By Fredrica Syren:
I struggle with how to make my children happy with a lower key, fewer-presents sort of Christmas. I think a large part of our children’s problem is that their expectations are too high. And when that’s the case, giving more and more every year won’t fix the problem. Of course no child is born with an expectation of loads of gifts. My husband and I always tried not to give lots of expensive gifts; however, over the years I have noticed they have started to ask for more and to look at Christmas as a time when they receive gifts. I really don’t like it. This year we’re committed to have a low key Christmas, and focus on one larger gift and a couple of small ones. But at the back of my mind, I’m worried they will feel disappointed and, of course, I don’t believe in calling them out for having sad feelings about it.

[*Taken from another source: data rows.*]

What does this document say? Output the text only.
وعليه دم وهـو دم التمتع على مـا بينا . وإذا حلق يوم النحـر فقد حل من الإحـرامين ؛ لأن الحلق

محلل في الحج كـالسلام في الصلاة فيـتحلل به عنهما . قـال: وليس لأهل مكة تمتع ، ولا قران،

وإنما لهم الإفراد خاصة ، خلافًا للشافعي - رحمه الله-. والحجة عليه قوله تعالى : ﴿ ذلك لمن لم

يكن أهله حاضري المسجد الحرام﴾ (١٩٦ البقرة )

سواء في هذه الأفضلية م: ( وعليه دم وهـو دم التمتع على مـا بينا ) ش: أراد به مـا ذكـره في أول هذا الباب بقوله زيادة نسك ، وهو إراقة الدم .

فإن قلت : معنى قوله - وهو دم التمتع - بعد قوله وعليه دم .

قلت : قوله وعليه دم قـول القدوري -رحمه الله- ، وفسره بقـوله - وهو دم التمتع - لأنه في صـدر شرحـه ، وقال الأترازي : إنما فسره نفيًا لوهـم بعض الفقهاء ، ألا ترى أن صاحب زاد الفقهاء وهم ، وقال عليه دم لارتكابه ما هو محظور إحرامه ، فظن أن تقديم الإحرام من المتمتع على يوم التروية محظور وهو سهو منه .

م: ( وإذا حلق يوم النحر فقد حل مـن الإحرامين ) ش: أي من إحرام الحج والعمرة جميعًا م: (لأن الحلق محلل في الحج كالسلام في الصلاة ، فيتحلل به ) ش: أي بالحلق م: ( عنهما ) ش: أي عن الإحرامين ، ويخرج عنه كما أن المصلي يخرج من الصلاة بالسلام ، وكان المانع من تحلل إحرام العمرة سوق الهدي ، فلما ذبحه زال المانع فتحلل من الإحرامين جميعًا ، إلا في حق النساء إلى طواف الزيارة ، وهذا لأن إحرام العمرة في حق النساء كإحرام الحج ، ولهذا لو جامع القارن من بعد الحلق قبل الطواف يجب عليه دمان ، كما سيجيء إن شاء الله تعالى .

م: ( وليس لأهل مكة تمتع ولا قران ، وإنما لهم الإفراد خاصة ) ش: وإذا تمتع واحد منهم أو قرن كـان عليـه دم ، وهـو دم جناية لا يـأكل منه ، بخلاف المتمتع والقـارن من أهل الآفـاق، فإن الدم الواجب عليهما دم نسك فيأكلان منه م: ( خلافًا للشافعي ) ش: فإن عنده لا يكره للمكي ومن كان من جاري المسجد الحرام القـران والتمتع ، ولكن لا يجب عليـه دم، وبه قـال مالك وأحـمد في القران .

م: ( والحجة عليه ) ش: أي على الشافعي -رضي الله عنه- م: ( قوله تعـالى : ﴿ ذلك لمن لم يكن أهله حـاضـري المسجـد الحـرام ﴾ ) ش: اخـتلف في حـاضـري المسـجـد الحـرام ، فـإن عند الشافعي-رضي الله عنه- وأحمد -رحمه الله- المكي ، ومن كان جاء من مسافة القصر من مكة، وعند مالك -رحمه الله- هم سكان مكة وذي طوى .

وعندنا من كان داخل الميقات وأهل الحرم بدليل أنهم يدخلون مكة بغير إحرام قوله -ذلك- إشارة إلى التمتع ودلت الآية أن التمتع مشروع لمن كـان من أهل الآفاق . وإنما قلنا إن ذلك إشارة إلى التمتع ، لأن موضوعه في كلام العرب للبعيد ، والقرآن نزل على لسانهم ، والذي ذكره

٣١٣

I have talked to my oldest about how there won’t be too many gifts this year and how we can give money to someone who needs it. We also talked about how, instead of gifts, we can do something together for weekends to come, and everyone can pick some special activity. My oldest said she wants to eat at Jamie Oliver’s restaurant because she has watched his cooking shows. My middle one wants to go to a movie.
I think instead of making kids feel guilty about wanting lots for Christmas, I choose to set their expectations to fewer presents and commit to making Christmas all about being grateful and having a fun family time. Fingers crossed that it will work!